Kwame Kilpatrick loses bid to shed $1.5M bill from Detroit


Detroit — Former Detroit Mayor Kwame Kilpatrick lost another chance Friday to avoid paying $1.5 million restitution to the city’s water department stemming from the City Hall corruption scandal.
A three-judge panel of the U.S. 6th Circuit Court of Appeals affirmed a lower-court order requiring the former mayor to pay the amount, which is one of the largest bills awaiting Kilpatrick, 48, once he is released from federal prison in August 2037.
The restitution is one of the lingering issues stemming from the landmark trial that ended in 2013 with Kilpatrick convicted of running a criminal enterprise out of City Hall that included steering rigged water and sewer contracts to buddy Bobby Ferguson.
The city's Water and Sewerage Department is entitled to the restitution because Kilpatrick and others manipulated the bidding process for a water contract and cost the city an additional $1.5 million, the panel concluded.
The $1.5 million restitution bill is a 67 percent break from the $4.5 million U.S. District Judge Nancy Edmunds ordered following Kilpatrick’s trial in 2013.
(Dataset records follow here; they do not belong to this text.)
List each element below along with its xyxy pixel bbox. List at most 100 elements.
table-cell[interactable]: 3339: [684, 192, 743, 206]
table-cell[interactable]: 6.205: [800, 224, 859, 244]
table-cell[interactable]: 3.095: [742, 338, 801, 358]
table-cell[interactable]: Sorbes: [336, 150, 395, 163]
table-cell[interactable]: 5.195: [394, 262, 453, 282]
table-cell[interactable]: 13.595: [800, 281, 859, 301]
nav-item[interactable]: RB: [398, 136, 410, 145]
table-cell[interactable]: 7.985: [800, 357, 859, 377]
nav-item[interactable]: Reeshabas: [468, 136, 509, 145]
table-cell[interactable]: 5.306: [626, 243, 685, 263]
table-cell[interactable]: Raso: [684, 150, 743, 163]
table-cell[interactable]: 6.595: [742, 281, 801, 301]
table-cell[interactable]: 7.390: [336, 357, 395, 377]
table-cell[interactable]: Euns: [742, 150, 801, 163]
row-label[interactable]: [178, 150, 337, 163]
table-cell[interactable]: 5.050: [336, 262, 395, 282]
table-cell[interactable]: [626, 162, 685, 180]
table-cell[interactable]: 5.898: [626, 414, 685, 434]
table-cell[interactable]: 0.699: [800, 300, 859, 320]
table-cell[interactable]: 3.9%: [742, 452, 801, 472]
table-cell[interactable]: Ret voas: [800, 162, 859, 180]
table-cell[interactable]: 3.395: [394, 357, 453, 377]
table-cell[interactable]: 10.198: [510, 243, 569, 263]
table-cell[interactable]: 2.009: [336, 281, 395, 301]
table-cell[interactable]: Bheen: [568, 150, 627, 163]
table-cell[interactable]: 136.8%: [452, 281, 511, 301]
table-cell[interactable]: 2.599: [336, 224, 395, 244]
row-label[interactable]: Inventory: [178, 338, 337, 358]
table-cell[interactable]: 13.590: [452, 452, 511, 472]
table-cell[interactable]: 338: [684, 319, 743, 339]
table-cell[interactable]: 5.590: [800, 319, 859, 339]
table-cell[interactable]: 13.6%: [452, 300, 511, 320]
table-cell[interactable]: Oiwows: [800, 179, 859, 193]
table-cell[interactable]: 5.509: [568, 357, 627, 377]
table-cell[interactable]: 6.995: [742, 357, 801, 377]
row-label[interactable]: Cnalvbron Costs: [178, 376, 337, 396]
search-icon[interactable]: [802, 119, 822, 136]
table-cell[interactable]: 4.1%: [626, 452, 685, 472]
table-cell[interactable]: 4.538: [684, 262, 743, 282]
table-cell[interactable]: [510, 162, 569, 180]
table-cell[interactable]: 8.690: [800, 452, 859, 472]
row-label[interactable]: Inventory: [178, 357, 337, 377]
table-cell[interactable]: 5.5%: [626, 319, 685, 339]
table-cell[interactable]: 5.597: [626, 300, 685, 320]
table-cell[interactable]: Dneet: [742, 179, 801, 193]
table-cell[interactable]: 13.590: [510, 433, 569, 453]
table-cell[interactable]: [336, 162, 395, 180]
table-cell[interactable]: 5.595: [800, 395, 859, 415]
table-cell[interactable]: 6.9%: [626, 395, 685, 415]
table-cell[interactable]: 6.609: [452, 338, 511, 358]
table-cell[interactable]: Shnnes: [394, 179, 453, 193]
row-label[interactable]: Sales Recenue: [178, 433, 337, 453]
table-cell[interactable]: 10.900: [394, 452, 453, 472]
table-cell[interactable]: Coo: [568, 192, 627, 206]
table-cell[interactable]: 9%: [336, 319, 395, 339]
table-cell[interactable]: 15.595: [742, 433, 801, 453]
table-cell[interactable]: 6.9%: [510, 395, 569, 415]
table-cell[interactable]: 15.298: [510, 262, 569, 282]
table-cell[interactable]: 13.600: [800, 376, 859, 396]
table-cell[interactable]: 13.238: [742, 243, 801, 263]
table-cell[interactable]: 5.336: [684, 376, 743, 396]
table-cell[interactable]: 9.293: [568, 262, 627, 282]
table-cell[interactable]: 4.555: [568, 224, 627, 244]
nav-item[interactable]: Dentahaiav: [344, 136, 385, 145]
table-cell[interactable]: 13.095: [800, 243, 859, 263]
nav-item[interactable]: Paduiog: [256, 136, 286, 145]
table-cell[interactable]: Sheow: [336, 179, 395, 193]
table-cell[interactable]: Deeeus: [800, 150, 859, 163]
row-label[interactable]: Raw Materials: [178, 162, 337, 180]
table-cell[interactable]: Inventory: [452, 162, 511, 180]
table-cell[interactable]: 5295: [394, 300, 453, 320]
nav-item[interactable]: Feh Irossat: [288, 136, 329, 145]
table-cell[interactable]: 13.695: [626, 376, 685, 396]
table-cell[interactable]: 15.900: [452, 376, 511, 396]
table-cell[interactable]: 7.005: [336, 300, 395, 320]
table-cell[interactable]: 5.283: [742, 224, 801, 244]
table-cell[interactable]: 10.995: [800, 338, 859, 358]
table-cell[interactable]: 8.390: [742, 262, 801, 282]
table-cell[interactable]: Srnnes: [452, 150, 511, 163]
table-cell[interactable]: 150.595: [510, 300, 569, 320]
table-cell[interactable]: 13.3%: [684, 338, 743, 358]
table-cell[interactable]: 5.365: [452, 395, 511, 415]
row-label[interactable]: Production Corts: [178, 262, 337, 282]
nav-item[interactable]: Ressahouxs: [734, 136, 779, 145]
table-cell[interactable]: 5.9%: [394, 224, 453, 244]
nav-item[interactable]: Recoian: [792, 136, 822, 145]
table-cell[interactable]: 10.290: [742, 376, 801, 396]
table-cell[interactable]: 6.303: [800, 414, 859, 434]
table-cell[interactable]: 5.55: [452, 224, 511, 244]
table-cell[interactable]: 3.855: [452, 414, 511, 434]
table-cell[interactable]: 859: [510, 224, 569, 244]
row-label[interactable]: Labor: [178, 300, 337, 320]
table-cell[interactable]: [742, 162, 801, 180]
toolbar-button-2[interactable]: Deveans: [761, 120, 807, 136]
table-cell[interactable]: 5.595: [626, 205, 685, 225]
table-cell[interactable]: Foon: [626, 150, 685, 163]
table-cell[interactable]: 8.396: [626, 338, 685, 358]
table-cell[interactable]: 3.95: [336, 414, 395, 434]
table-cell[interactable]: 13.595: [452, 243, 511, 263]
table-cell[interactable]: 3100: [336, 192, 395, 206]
The 6th Circuit U.S. Court of Appeals threw out the $4.5 million figure and told Edmunds to recalculate the restitution amount. Edmunds set the new figure and Kilpatrick appealed.
Upon release, Kilpatrick will owe more than $11.7 million to a list of creditors that includes the city, Internal Revenue Service, the U.S. Securities and Exchange Commission and businessman Dan Gilbert.
Collecting could be difficult.
Kilpatrick, who has asked President Donald Trump to commute the 28-year prison sentence, claimed he was broke before being convicted of racketeering conspiracy in 2013 and recently said he had 96 cents in his prison commissary account.